Can you give me an example of an image or video that an advertiser was able to target against?
Well, right now for example, we have a partnership with AppNexus where we crawl through Web pages and our technology records what it sees on the page. That could be key words or the image that appears on the Web page. We found that 30% of the Web page classifications that are currently in AppNexus change when you take into consideration the image that is on the page. Visual content can actually change the “flavor” of the Web page.
What do you mean by changing the flavor or nature of the page?
Take a Web page dedicated to automobiles for instance. On that page, we know it’s about cars, but maybe there’s an image of a Land Rover parked on a beach. That page is obviously attractive to auto advertisers but it also might be attractive to car rental companies because of the beach or travel or holiday component of the page.
Or if you uploaded a photo of your new Land Rover on the beach in your Facebook photo album, our system can recognize that image and put it into a number of advertising categories like summer, travel or beach or automobiles.
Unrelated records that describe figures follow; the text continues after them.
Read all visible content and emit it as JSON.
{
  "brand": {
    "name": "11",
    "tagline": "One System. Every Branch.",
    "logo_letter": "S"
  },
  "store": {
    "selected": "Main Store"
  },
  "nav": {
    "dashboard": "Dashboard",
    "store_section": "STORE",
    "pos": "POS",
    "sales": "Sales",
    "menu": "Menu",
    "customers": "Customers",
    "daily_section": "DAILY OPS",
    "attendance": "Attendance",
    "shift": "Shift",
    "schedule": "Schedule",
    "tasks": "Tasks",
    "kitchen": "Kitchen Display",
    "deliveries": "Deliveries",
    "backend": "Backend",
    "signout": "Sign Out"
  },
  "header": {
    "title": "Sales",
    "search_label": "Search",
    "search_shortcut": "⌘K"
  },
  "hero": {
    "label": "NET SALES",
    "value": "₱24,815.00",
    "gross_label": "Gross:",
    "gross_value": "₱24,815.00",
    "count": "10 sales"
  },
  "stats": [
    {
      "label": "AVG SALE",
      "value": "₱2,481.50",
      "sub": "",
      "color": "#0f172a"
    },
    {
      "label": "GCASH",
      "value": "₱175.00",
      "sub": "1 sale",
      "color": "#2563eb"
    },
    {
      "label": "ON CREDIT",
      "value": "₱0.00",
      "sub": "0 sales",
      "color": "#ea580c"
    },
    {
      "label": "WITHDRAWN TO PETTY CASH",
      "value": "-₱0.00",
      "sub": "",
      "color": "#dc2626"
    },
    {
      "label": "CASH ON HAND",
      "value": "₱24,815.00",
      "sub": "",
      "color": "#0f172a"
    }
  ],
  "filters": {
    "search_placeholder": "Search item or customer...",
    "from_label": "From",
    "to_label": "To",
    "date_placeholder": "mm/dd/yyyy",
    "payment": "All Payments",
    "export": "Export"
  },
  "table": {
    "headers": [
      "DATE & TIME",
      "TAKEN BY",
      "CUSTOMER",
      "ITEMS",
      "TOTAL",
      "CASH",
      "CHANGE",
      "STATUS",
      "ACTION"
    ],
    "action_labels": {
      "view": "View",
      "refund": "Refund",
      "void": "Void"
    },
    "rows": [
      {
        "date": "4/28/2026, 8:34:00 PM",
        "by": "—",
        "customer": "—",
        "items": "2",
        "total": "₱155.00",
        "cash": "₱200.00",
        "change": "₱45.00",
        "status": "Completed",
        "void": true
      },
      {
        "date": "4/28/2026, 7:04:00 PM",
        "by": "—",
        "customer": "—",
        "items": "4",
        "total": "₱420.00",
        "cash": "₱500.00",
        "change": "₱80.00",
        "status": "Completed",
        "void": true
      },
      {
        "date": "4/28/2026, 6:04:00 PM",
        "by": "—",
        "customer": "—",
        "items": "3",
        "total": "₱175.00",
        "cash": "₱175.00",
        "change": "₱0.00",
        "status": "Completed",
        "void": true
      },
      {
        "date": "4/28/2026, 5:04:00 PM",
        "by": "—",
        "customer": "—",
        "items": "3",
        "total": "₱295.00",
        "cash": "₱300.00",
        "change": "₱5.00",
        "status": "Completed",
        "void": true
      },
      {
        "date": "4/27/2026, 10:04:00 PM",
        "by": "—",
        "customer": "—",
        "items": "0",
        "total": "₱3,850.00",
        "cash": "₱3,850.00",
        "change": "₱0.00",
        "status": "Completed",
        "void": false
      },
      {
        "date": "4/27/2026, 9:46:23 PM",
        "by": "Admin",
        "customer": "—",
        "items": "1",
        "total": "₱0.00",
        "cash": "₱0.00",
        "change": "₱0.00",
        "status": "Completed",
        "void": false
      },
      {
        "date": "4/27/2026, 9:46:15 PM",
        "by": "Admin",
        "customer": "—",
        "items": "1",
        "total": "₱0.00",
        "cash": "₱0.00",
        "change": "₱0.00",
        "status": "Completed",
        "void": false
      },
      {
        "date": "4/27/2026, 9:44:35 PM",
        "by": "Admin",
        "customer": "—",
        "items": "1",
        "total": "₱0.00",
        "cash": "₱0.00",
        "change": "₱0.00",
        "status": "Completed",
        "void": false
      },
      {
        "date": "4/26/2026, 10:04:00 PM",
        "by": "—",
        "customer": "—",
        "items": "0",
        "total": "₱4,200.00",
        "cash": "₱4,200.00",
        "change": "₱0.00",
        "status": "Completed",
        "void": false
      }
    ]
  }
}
We’re creating a new advertising sector from that page.
Do you work with Instagram and Pinterest?
We’re not working with them at the moment, but those are the kinds of sites that would benefit from our technology since we can categorize their images to make sure it’s brand-safe and classify the content. Our goal is to make visual content, which is the fastest-growing type of online content, as valuable and tradeable as textual content.
Do you have your own demand-side platform (DSP)?
We don’t have our own DSP. We’re an agnostic technology. We don’t have any plans to set up our own DSP and we can work with anyone in the ad ecosystem.
How does your technology work on mobile apps?
We can work with apps as content is uploaded. An example of that is when you upload that photo of your new Land Rover onto a social media app. We can process that image at that point or we can process the content on the Web version of the product and that would also be targeted with advertising on the app.
What is your business model?
We charge on a CPM basis. The advertiser pays for the targetable data that we’re providing them. Depending on the volume, the cost ranges from about $0.10 to $0.15 CPM.
Do you have any plans to offer a viewability solution?
We do have that on our road map. If we can understand an image or a video, there’s no reason why we shouldn’t also generate data about viewability.
What else is on your road map?
Our main focus is the US and we’re looking to launch offices on the West Coast and East Coast and we’ll be running more US campaigns. And like I mentioned earlier, we’re launching our video product in the next couple of months and that’ll be a big area for us. Our future is in video. Right now there’s a short supply of premium video and we see an opportunity to make user-generated video valuable to advertisers.
Corrections: The original article stated CNN stood for “computational neural networks.” The C actually stands for “convolutional.” The headline also described WeSEE as an “in-image ad targeting provider.” This is not accurate and has been amended to “visual ad tech company.” Finally, the image identified Moxley as CTO. He is in fact CMO. All errors have been corrected.